政治を顧みなくなった当主に当然ながら家臣達の不満は募り、遂に大内家に、大内義隆に運命の時が来てしまいます。

天文20年、1551年の8月の末。義隆と険悪な関係にあった武断派の陶隆房が遂に謀反の兵を挙げました。このクーデターは重臣であった内藤興盛も黙認し、義隆を救援することはなかったといいます。知らぬ内に、これほどまでに家臣らの心は義隆から離れていたのです。

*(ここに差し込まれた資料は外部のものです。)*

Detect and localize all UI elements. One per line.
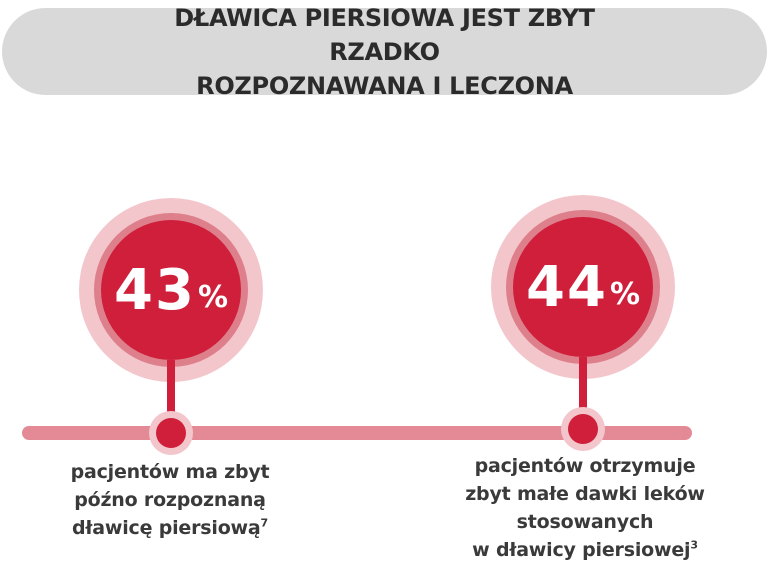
stat-2-value: 44 <box>526 254 608 320</box>
stat-1-caption-line: dławicę piersiową7 <box>72 516 269 539</box>
stat-1-caption-line: późno rozpoznaną <box>74 489 266 511</box>
stat-2-caption-line: w dławicy piersiowej3 <box>472 538 698 561</box>
page-title: DŁAWICA PIERSIOWA JEST ZBYT RZADKO ROZPO… <box>125 1 645 103</box>
stat-2-stem <box>579 357 587 420</box>
stat-1-marker <box>156 418 186 448</box>
title-banner: DŁAWICA PIERSIOWA JEST ZBYT RZADKO ROZPO… <box>2 4 767 100</box>
stat-2-marker <box>568 414 598 444</box>
stat-2-unit: % <box>609 276 640 312</box>
title-line-2: ROZPOZNAWANA I LECZONA <box>196 71 573 100</box>
stat-2-footnote: 3 <box>690 538 698 552</box>
stat-1-value: 43 <box>114 257 196 323</box>
stat-2-caption-line: pacjentów otrzymuje <box>474 455 696 477</box>
stat-1-footnote: 7 <box>260 516 269 530</box>
stat-1-circle: 43 % <box>101 220 241 360</box>
title-line-1: DŁAWICA PIERSIOWA JEST ZBYT RZADKO <box>174 3 595 66</box>
stat-1-stem <box>167 360 175 420</box>
stat-2-caption-line: stosowanych <box>516 511 654 533</box>
stat-1-caption: pacjentów ma zbyt późno rozpoznaną dławi… <box>40 458 300 542</box>
stat-2-caption: pacjentów otrzymuje zbyt małe dawki lekó… <box>440 452 730 564</box>
stat-2-caption-line: zbyt małe dawki leków <box>465 483 705 505</box>
stat-1-unit: % <box>197 279 228 315</box>
stat-2-circle: 44 % <box>513 217 653 357</box>
stat-1-caption-line: pacjentów ma zbyt <box>70 461 270 483</box>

義隆は親族である津和野の吉見正頼を頼ろうとしますが暴風雨のために身動きがとれず、長門深川の大寧寺までたどり着くとそこで立て籠もりました。この時に義隆に従っていた重臣の冷泉隆豊が目覚ましい奮戦をしますが、所詮は多勢に無勢。最後は義隆はこの隆豊の介錯で自害しますた。享年45歳。

辞世の句は

討つ者も 討たるる者も 諸ともに 如露亦如電 応作如是観

と伝わっています。

その後、義隆の実子の大内義尊も9月2日に陶軍に捕らえられて殺害されました。この義隆・義尊の死により周防大内氏は事実上滅亡しました。またこの時、周防に滞在していた左大臣三条公頼をはじめとする多くの公家達も、この謀反に巻き込まれ殺害されたと言います。特に義隆の側室であったおさいの方の父・大宮伊治はこれまでの事もあって真っ先に殺害されたと言われています。

此処に、西の京を築いた大内家は滅んだのでした。この戦こそ、後の世で大寧寺の変と呼ばれる戦です。